The paper presented new results of evolutionary research into the origin of venom. This is something scientists have been puzzling about for a prolonged period of time, so the new information was certainly of scientific interest. What exactly should we have done with it? Suppressed the data because it might inconvenience someone??? Sorry, it doesn't work that way.
The whole point of this is not to say that your king/garter/corn snake is dangerous - tens of thousands of people have kept them safely, so they clearly aren't.

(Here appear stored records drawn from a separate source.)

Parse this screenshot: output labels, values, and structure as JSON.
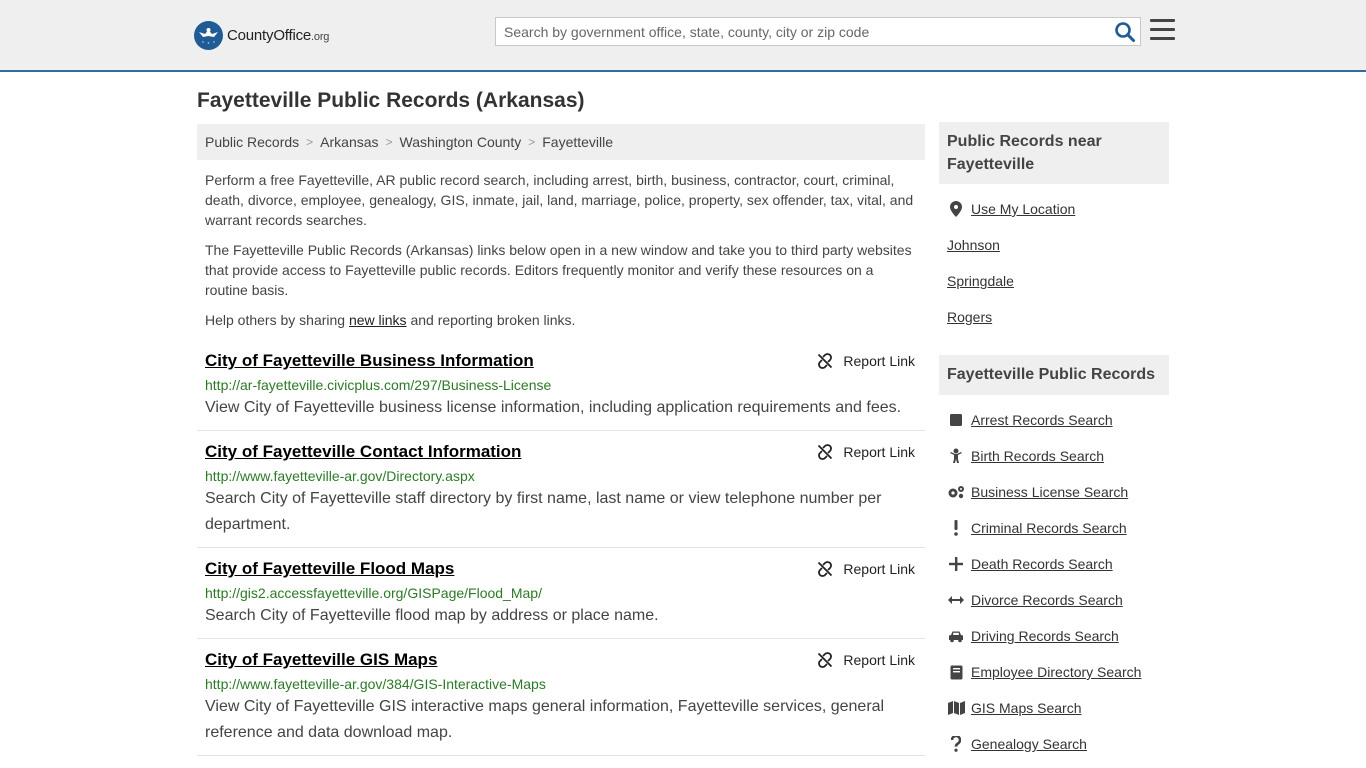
{
  "header": {
    "logo_main": "CountyOffice",
    "logo_suffix": ".org",
    "search_placeholder": "Search by government office, state, county, city or zip code"
  },
  "page_title": "Fayetteville Public Records (Arkansas)",
  "breadcrumb": [
    "Public Records",
    "Arkansas",
    "Washington County",
    "Fayetteville"
  ],
  "intro": {
    "p1": "Perform a free Fayetteville, AR public record search, including arrest, birth, business, contractor, court, criminal, death, divorce, employee, genealogy, GIS, inmate, jail, land, marriage, police, property, sex offender, tax, vital, and warrant records searches.",
    "p2": "The Fayetteville Public Records (Arkansas) links below open in a new window and take you to third party websites that provide access to Fayetteville public records. Editors frequently monitor and verify these resources on a routine basis.",
    "p3_before": "Help others by sharing ",
    "p3_link": "new links",
    "p3_after": " and reporting broken links."
  },
  "report_label": "Report Link",
  "records": [
    {
      "title": "City of Fayetteville Business Information",
      "url": "http://ar-fayetteville.civicplus.com/297/Business-License",
      "desc": "View City of Fayetteville business license information, including application requirements and fees."
    },
    {
      "title": "City of Fayetteville Contact Information",
      "url": "http://www.fayetteville-ar.gov/Directory.aspx",
      "desc": "Search City of Fayetteville staff directory by first name, last name or view telephone number per department."
    },
    {
      "title": "City of Fayetteville Flood Maps",
      "url": "http://gis2.accessfayetteville.org/GISPage/Flood_Map/",
      "desc": "Search City of Fayetteville flood map by address or place name."
    },
    {
      "title": "City of Fayetteville GIS Maps",
      "url": "http://www.fayetteville-ar.gov/384/GIS-Interactive-Maps",
      "desc": "View City of Fayetteville GIS interactive maps general information, Fayetteville services, general reference and data download map."
    }
  ],
  "sidebar": {
    "near_heading": "Public Records near Fayetteville",
    "use_location": "Use My Location",
    "nearby": [
      "Johnson",
      "Springdale",
      "Rogers"
    ],
    "records_heading": "Fayetteville Public Records",
    "record_links": [
      {
        "label": "Arrest Records Search",
        "icon": "square-icon"
      },
      {
        "label": "Birth Records Search",
        "icon": "baby-icon"
      },
      {
        "label": "Business License Search",
        "icon": "gears-icon"
      },
      {
        "label": "Criminal Records Search",
        "icon": "exclamation-icon"
      },
      {
        "label": "Death Records Search",
        "icon": "cross-icon"
      },
      {
        "label": "Divorce Records Search",
        "icon": "arrows-horizontal-icon"
      },
      {
        "label": "Driving Records Search",
        "icon": "car-icon"
      },
      {
        "label": "Employee Directory Search",
        "icon": "book-icon"
      },
      {
        "label": "GIS Maps Search",
        "icon": "map-icon"
      },
      {
        "label": "Genealogy Search",
        "icon": "question-icon"
      }
    ]
  },
  "colors": {
    "header_bg": "#efefef",
    "header_border": "#2e6ca4",
    "url_green": "#2c7a26",
    "logo_blue": "#1f5b94"
  }
}
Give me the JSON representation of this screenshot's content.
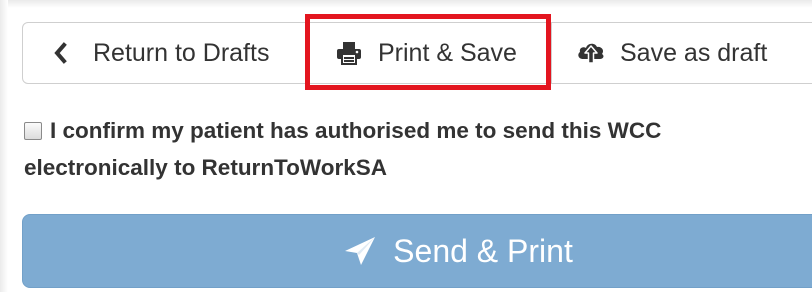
{
  "toolbar": {
    "return_label": "Return to Drafts",
    "print_label": "Print & Save",
    "draft_label": "Save as draft"
  },
  "consent": {
    "line1": "I confirm my patient has authorised me to send this WCC",
    "line2": "electronically to ReturnToWorkSA",
    "checked": false
  },
  "send": {
    "label": "Send & Print",
    "enabled": false
  },
  "icons": {
    "return": "chevron-left-icon",
    "print": "print-icon",
    "draft": "cloud-upload-icon",
    "send": "send-icon"
  },
  "colors": {
    "highlight": "#e3151f",
    "send_button": "#7eabd2",
    "text": "#333333"
  }
}
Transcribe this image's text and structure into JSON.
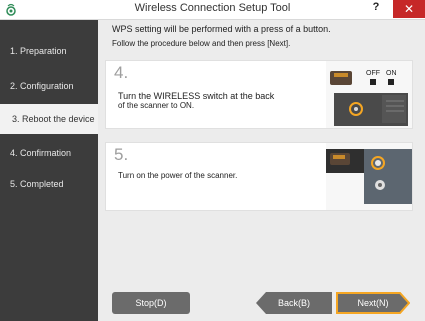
{
  "window": {
    "title": "Wireless Connection Setup Tool",
    "help_label": "?",
    "close_label": "✕"
  },
  "sidebar": {
    "steps": [
      {
        "label": "1. Preparation"
      },
      {
        "label": "2. Configuration"
      },
      {
        "label": "3. Reboot the device"
      },
      {
        "label": "4. Confirmation"
      },
      {
        "label": "5. Completed"
      }
    ],
    "active_index": 2
  },
  "main": {
    "instruction_line1": "WPS setting will be performed with a press of a button.",
    "instruction_line2": "Follow the procedure below and then press [Next].",
    "cards": [
      {
        "number": "4.",
        "text_line1": "Turn the WIRELESS switch at the back",
        "text_line2": "of the scanner to ON.",
        "illus_off": "OFF",
        "illus_on": "ON"
      },
      {
        "number": "5.",
        "text_line1": "Turn on the power of the scanner."
      }
    ]
  },
  "buttons": {
    "stop": "Stop(D)",
    "back": "Back(B)",
    "next": "Next(N)"
  },
  "colors": {
    "sidebar_bg": "#3c3c3c",
    "accent_orange": "#f5a623",
    "close_red": "#c62828",
    "button_gray": "#6b6b6b"
  }
}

However, the simple fact is that there is a large number of colubrids out there that may cause dangerous bites on very rare occasions. The problem with any of the venomous colubrids is that only a small minority of bites are actually symptomatic. That means that you need a very extensive history of husbandry of the species to be certain that you know the full envelope of the species' capacity. In other words, "I've been bitten twice and nothing happened" does not count for anything. For instance, there was a recent bite to a pet shop employee by Coluber rhodorhachis that caused extensive neurotoxic symptoms - there is nothing whatsoever in the literature on this snake that suggests that it would be capable of causing anything more than swelling. There are other species out there like that, and that's we are urging caution with the *less well-known* colubrids, i.e., those not in amss husbandry: somewhere out there, there will be another boomslang, or another Rhabdophis (the cute Asian "garter snakes" that were popular as pets in the 70s, until a number of keepers came close to dying from bites due to massive hemorrhages), and with the current legislative climate, it will be vastly better for the herp hobby to take sensible precautions with poorly-known colubrids than to face headlines along the lines of "12 year-old killed by "harmless" pet snake" - no prizes for gessing what will happen to herpetoculture then.